I went to visit a family friend – a Zero Balancer and acupuncturist. He gave me a hug, asked me how I was doing and looked at me like he wanted a real answer. My attempt to hold it together splintered instantly, as I said “OK” I burst into tears!
“Hmmmmm” he said. “How about I give you a treatment?” I’d never received Zero Balancing before and didn’t know what to expect. My friend said “let your mind relax.” I tried to, but was in such a state of mental over-activity it was hard. However the feeling of his hands holding my bones in such an attentive way began to bypass my mind and speak directly to my body wisdom. I began to feel the delicious sensation of relaxing.
Mid-session, my friend lifted up my whole rib cage gently from underneath “Gather up any fear or self-blame you have been holding, let it drop into my hands” He guided. This wasn’t a directive to my mind (she was no longer steering) but to my body-wisdom. I felt a wave of sensation release as feelings I didn’t realise I was holding dropped away in an instant.
My session over, I stood and walked with a difference. Something deep and dramatic had shifted. I felt columns of energy from my feet flowing down into the earth. I felt a sense of solid self, an understanding of life’s purpose without the mental loops of constant questioning. For a few hours I was absolutely ok.

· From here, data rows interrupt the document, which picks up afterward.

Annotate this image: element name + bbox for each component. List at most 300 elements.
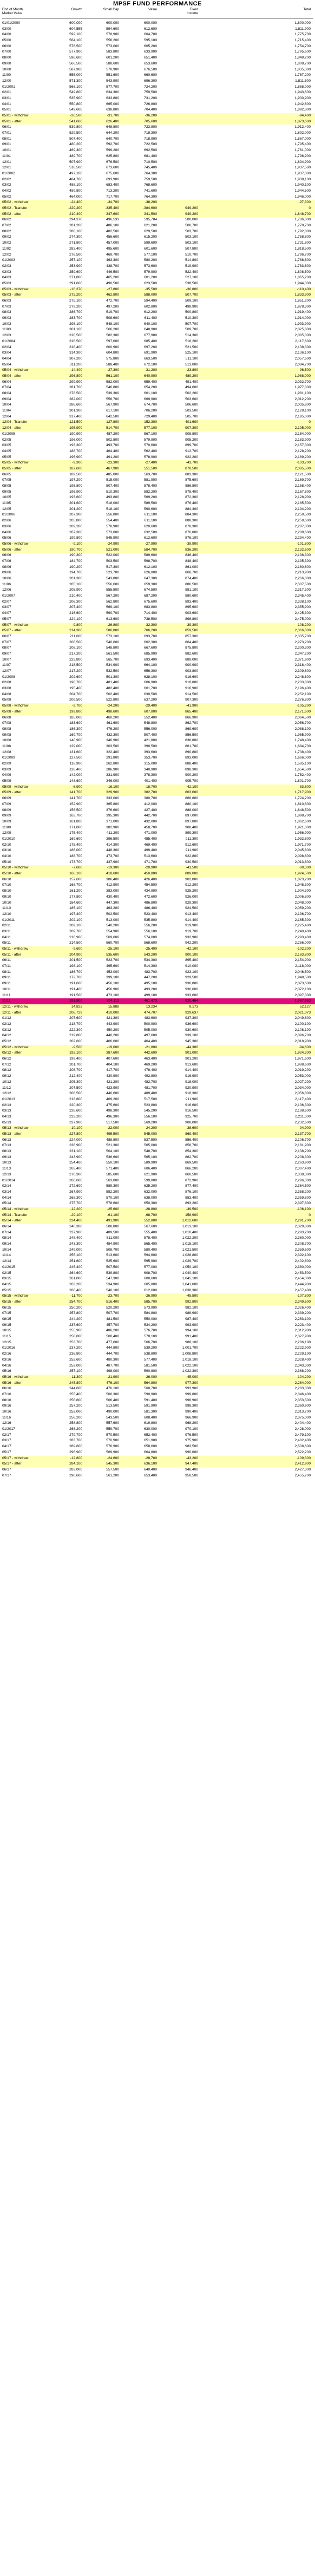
fixed-income-cell: -45,000 — [186, 1375, 198, 1379]
value-cell: 478,400 — [144, 1068, 157, 1073]
growth-cell: 550,800 — [69, 102, 82, 106]
total-cell: 2,353,500 — [294, 1398, 311, 1402]
total-cell: 1,811,500 — [295, 79, 311, 83]
growth-cell: 216,600 — [69, 611, 82, 616]
date-cell: 09/01 — [2, 142, 11, 147]
date-cell: 02/05 — [2, 437, 11, 442]
date-cell: 12/04 - after — [2, 426, 22, 430]
small-cap-cell: 480,300 — [106, 1357, 119, 1362]
table-row — [0, 697, 315, 703]
value-cell: 469,200 — [144, 1062, 157, 1067]
total-cell: 2,188,600 — [294, 1109, 311, 1113]
total-cell: 1,654,500 — [294, 767, 311, 772]
fixed-income-cell: 902,800 — [185, 877, 198, 881]
value-cell: 611,100 — [144, 519, 157, 523]
date-cell: 10/04 — [2, 403, 11, 407]
fixed-income-cell: 914,500 — [185, 692, 198, 696]
total-cell: 2,307,400 — [294, 1167, 311, 1171]
value-cell: 693,400 — [144, 657, 157, 662]
growth-cell: 541,600 — [69, 119, 82, 123]
growth-cell: 190,700 — [69, 547, 82, 552]
value-cell: 595,784 — [144, 218, 157, 222]
small-cap-cell: 573,100 — [106, 634, 119, 638]
date-cell: 01/2016 — [2, 1346, 15, 1350]
date-cell: 08/11 — [2, 970, 11, 974]
value-cell: 663,500 — [144, 356, 157, 361]
fixed-income-cell: 1,038,300 — [182, 1288, 198, 1292]
total-cell: 1,796,700 — [294, 252, 311, 257]
total-cell: 2,072,100 — [294, 987, 311, 991]
small-cap-cell: -335,400 — [104, 206, 119, 210]
table-row — [0, 148, 315, 154]
fixed-income-cell: 503,600 — [185, 397, 198, 401]
small-cap-cell: 504,100 — [106, 1149, 119, 1154]
value-cell: 650,300 — [144, 1201, 157, 1206]
table-row — [0, 605, 315, 611]
growth-cell: 576,500 — [69, 44, 82, 48]
date-cell: 06/08 — [2, 715, 11, 720]
small-cap-cell: 561,100 — [106, 374, 119, 378]
table-row — [0, 1473, 315, 1479]
date-cell: 09/03 — [2, 316, 11, 321]
table-row — [0, 234, 315, 240]
growth-cell: 252,000 — [69, 1410, 82, 1414]
small-cap-cell: 456,900 — [106, 987, 119, 991]
growth-cell: 194,700 — [69, 571, 82, 575]
total-cell: 1,868,000 — [294, 84, 311, 89]
total-cell: 2,428,000 — [294, 1427, 311, 1431]
fixed-income-cell: -41,500 — [186, 866, 198, 870]
value-cell: 489,400 — [144, 1091, 157, 1096]
header-total: Total — [303, 8, 311, 11]
table-row — [0, 755, 315, 761]
value-cell: 692,500 — [144, 148, 157, 153]
growth-cell: 216,900 — [69, 935, 82, 939]
fixed-income-cell: 888,300 — [185, 519, 198, 523]
growth-cell: 254,400 — [69, 1161, 82, 1165]
small-cap-cell: 523,700 — [106, 958, 119, 963]
date-cell: 09/08 — [2, 733, 11, 737]
date-cell: 04/16 — [2, 1363, 11, 1368]
small-cap-cell: 543,900 — [106, 79, 119, 83]
growth-cell: 298,100 — [69, 322, 82, 326]
total-cell: -97,300 — [298, 200, 311, 205]
fixed-income-cell: 505,700 — [185, 414, 198, 419]
small-cap-cell: 489,500 — [106, 1230, 119, 1234]
total-cell: 2,355,900 — [294, 605, 311, 610]
date-cell: 02/07 — [2, 599, 11, 604]
growth-cell: 201,600 — [69, 501, 82, 506]
date-cell: 01/2014 — [2, 1178, 15, 1182]
table-row — [0, 576, 315, 582]
fixed-income-cell: 1,012,600 — [182, 1219, 198, 1223]
growth-cell: 207,400 — [69, 605, 82, 610]
total-cell: 2,085,500 — [294, 466, 311, 470]
small-cap-cell: 496,300 — [106, 1114, 119, 1119]
growth-cell: 260,600 — [69, 1178, 82, 1182]
fixed-income-cell: 881,100 — [185, 588, 198, 592]
fixed-income-cell: 930,600 — [185, 1028, 198, 1032]
growth-cell: 223,800 — [69, 657, 82, 662]
growth-cell: 209,700 — [69, 929, 82, 933]
fixed-income-cell: 987,400 — [185, 1317, 198, 1321]
total-cell: 2,412,900 — [294, 1462, 311, 1466]
total-cell: 1,795,400 — [294, 142, 311, 147]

But I wasn’t ‘fixed’. Like so many things in life, the moment of miracle is only the beginning. It’s a moment of experiencing a different state of being than we had access to before. And then comes the choice to do the work to learn to ‘live’ there.
I have spent more time than I’d like to admit, searching for some external salvation for my challenges. The healer, the guru, the lover, the medicine that will finally bring me that lasting change I need. Until finally, I get it, I really get it. All of these external influences can help for sure, they can provide that miracle moment, the break in our unconscious patterns raising our vibration enough to experience something previously out of reach. Then we need to, in each moment, use our attention to turn this into the fundamental structure of our being. Moment by moment we build ourselves a pathway to that new state of being, and embody the miracle.